Os participantes da reunião integram um grupo de trabalho para desenvolver o Plano Local de Habitação de Interesse Social (PLHIS), instrumento de planejamento e gestão habitacional obrigatório para municípios que aderiram ao Sistema Nacional de Habitação de Interesse Social (SNHIS). Este, por sua vez, tem o objetivo de organizar e implementar ações para garantir moradia digna às famílias de baixa renda, especialmente aquelas que vivem em assentamentos precários.
“O projeto ESTIMA permite compreender com mais precisão as características da precariedade habitacional em Jacareí. Essas informações são fundamentais para a revisão do PLHIS, etapa essencial para que o município possa acessar recursos federais e aplicá-los de forma mais eficiente, direcionando melhor as ações”, afirma Rosemback. Novas conversas com o grupo de Jacareí devem ser realizadas para colher contribuições dos gestores e aprimorar o ajuste da metodologia ESTIMA à realidade local.
Acesse as fotos da reunião no Flickr do CEFAVELA!
_____________________________________
Sobre o CEFAVELA:
Com sede na Universidade Federal do ABC (UFABC), o CEFAVELA é um Centro de Pesquisa, Inovação e Difusão (CEPID) financiado pela FAPESP e comprometido com o desenvolvimento de pesquisas, formação de recursos humanos, transferência de tecnologia e difusão de conhecimento para a sociedade sobre as favelas, em articulação com diversas instituições, movimentos e organizações sediadas e comprometidas com a agenda territorial das favelas.
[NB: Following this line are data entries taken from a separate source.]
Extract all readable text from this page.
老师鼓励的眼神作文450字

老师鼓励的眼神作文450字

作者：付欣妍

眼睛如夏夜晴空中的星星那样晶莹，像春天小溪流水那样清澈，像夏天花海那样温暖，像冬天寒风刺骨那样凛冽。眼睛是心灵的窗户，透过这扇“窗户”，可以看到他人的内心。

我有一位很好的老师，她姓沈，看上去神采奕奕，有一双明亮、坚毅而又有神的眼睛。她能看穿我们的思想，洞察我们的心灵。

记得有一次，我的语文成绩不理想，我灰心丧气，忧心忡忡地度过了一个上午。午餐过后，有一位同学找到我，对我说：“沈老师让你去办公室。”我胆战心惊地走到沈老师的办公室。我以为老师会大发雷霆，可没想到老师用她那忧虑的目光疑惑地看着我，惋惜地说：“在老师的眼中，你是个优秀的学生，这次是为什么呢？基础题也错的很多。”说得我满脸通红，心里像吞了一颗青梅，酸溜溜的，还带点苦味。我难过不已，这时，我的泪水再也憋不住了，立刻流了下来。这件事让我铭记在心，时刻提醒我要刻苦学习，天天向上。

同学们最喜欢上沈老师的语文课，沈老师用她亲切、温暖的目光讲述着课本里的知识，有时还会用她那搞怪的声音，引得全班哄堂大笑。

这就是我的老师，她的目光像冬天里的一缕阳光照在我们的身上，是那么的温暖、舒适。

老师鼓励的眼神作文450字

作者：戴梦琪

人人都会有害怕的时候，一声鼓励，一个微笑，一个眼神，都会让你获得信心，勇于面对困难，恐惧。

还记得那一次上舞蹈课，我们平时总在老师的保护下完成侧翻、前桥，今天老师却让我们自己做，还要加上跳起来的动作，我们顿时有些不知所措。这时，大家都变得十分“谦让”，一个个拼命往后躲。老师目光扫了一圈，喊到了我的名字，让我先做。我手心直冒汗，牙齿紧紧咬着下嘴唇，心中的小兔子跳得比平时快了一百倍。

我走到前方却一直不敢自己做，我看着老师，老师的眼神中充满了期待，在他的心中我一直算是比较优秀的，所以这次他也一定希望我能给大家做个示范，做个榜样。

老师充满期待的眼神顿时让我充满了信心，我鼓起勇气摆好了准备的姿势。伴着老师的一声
O CEFAVELA busca, por meio de uma abordagem interdisciplinar e multiescalar, gerar, articular e disseminar conhecimentos para ampliar a compreensão das dinâmicas territoriais das favelas e as formas de reprodução de desigualdades espaciais, bem como dos limites e potenciais de programas e políticas de melhoria desses territórios no contexto urbano contemporâneo.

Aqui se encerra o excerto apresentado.